Adam Riess, an astronomer at Johns Hopkins University, just won a Nobel Prize for his work measuring the universe’s expansion.
It’s easy to admire such high accomplishments from a distance. For those of us with low self-esteem, we can dismissively conclude that some people are just born brilliant, and should be admired much in the way we admire natural beauty or a lush head of hair.
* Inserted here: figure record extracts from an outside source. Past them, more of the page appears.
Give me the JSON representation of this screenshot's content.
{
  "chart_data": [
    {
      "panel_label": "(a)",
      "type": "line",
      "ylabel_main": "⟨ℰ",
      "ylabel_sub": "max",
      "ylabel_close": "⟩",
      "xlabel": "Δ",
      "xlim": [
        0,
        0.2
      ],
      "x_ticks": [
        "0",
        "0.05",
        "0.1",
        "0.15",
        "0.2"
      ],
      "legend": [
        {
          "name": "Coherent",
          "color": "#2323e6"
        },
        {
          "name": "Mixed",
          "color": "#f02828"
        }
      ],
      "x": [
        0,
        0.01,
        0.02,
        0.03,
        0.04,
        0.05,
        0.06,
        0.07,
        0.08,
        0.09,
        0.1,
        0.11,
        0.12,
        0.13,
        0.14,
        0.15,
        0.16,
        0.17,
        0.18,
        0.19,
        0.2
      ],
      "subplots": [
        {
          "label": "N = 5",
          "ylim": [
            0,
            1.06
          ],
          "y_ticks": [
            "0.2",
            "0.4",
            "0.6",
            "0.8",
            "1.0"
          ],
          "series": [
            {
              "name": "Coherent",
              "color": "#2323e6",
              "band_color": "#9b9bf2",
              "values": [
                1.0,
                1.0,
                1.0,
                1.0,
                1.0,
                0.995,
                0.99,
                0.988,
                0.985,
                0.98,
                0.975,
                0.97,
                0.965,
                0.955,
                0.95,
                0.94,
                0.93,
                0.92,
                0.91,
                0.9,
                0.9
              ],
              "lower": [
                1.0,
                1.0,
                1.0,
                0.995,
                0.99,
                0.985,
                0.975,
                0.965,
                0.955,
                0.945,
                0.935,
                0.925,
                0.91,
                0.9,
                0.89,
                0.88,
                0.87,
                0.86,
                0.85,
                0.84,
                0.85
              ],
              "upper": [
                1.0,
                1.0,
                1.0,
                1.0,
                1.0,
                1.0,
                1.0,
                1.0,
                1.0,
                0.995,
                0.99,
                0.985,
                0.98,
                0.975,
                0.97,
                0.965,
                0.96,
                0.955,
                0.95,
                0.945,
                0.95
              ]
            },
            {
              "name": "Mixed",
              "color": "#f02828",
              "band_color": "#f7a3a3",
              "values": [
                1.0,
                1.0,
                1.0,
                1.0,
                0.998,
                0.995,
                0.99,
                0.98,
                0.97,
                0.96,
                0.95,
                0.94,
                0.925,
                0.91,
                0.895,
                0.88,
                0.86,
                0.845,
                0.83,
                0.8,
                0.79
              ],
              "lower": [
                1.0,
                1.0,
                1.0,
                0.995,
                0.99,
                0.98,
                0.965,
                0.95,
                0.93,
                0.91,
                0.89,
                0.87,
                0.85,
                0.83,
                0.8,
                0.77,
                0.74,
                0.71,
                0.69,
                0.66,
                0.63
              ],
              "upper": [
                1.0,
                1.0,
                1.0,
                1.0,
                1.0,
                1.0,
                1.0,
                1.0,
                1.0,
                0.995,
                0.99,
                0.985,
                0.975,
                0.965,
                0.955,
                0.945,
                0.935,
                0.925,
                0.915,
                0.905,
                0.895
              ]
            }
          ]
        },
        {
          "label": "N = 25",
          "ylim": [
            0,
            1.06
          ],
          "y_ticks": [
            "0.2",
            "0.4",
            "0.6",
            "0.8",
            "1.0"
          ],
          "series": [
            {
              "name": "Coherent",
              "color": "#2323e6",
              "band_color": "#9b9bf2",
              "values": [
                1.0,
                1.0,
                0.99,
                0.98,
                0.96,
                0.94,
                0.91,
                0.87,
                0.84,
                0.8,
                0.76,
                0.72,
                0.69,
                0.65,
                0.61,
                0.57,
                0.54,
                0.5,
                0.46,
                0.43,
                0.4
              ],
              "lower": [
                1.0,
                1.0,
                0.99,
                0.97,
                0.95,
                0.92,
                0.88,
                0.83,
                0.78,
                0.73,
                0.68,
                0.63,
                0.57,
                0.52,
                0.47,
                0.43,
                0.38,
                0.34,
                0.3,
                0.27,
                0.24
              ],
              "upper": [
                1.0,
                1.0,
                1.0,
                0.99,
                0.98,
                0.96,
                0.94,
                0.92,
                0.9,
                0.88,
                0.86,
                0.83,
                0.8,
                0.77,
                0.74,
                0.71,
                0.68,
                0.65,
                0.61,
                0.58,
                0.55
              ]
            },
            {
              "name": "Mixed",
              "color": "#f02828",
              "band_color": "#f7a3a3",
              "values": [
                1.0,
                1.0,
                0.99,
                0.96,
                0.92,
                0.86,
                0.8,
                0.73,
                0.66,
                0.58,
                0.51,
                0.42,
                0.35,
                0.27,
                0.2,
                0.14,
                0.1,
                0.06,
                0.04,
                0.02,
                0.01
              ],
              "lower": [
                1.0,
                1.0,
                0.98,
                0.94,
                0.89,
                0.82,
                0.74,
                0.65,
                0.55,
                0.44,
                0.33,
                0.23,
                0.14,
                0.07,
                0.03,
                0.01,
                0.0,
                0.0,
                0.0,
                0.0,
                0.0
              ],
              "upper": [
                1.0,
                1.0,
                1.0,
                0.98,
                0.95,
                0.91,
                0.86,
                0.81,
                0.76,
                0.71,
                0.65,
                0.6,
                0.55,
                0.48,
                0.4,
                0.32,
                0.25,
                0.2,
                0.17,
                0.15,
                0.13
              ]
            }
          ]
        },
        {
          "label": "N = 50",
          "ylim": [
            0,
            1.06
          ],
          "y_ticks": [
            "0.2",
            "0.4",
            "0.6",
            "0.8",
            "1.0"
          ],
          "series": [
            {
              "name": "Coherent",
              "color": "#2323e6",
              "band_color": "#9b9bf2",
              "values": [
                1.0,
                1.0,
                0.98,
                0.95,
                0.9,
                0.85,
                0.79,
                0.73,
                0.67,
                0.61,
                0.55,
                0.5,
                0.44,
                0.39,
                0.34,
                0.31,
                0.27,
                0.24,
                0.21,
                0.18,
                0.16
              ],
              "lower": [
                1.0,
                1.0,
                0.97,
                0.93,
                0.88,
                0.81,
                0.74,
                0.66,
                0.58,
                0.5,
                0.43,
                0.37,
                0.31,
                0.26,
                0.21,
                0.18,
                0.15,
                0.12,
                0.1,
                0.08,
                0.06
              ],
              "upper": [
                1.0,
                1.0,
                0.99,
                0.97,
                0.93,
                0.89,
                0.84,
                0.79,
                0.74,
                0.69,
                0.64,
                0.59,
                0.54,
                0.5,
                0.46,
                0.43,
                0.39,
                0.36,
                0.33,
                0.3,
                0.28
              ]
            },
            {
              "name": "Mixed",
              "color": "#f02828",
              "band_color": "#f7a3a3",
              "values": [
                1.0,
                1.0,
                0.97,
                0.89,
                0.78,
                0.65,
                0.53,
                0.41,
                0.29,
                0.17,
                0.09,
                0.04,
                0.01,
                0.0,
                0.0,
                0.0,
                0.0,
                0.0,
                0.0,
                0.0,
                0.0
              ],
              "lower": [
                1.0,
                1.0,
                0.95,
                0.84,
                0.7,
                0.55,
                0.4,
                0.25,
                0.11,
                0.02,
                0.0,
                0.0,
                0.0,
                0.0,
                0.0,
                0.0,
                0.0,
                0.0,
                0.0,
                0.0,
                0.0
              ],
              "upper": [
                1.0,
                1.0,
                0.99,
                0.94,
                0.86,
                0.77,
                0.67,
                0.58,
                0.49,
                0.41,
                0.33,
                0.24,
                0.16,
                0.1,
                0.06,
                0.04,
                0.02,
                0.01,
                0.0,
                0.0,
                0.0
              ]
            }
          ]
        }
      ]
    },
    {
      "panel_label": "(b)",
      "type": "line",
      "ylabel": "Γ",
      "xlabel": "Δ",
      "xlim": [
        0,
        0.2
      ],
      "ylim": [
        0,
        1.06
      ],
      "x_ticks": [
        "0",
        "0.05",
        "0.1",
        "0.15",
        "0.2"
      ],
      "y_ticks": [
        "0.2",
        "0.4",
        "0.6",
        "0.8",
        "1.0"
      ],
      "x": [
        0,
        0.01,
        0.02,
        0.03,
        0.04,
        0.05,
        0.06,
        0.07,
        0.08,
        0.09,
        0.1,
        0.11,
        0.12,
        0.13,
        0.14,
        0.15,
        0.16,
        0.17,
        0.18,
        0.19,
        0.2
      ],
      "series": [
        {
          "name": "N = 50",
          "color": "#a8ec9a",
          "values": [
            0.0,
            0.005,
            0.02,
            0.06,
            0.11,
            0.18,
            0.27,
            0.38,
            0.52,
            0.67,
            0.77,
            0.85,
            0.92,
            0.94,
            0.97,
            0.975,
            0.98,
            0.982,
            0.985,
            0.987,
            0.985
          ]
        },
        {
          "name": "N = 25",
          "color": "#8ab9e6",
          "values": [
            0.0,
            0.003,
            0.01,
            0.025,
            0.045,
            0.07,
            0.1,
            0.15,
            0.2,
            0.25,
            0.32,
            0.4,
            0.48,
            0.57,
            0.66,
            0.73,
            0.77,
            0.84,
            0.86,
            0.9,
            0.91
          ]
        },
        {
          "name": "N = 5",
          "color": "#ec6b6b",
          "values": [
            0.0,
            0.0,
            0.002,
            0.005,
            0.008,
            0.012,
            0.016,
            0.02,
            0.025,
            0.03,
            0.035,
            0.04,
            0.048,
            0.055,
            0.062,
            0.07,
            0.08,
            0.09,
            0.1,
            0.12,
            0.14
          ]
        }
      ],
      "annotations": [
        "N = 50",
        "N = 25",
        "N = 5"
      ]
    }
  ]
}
For those of us who are more Type A, we can instead derive a hazy sense of inspiration: “That’s what I need do,” we think, “something huge!”
I find it more productive, however, to dig a little deeper.
In an interview with The New York Times, for example, Weilerstein pushes back against the idea that she was born a musical prodigy.
“Obviously there is natural talent,” she said. “But you accomplish things only by working extremely hard.”
This echoes what has been found again and again in the deliberate practice literature: the best musicians, athletes, and chess players, among other group of high accomplishers, really do out work everyone else.
For those in the Type A camp, by contrast, a recent interview with Reiss pushes back on the idea that it’s enough to simply wait for your breakthrough idea.
When talking about the inspiration that led to his Nobel, Reiss emphasized that his breakthrough was based on the fact that “I am always thinking about how to measure the universe.” It was this complete immersion in the problem — something that persisted over years and years — that laid the foundation for his innovations in parallax measurement.
The conclusion for the Type A’s: if you want to do something big, talk is cheap, it’s more important to get started down the long road to mastery.
Bottom Line: Obviously these quotes are just scratching the surface of the deeper stories lurking behind the headlines, but they emphasize my basic point: I find high achievers to be incredibly inspiring and instructive, but only when I get into the details of their stories. When admired from afar, they provide little value. I think it’s important that we keep discussing how to understand the high achievers we encounter, because becoming adept at reality-based deconstruction of these stories seems to be a key strategy in any quest to become remarkable.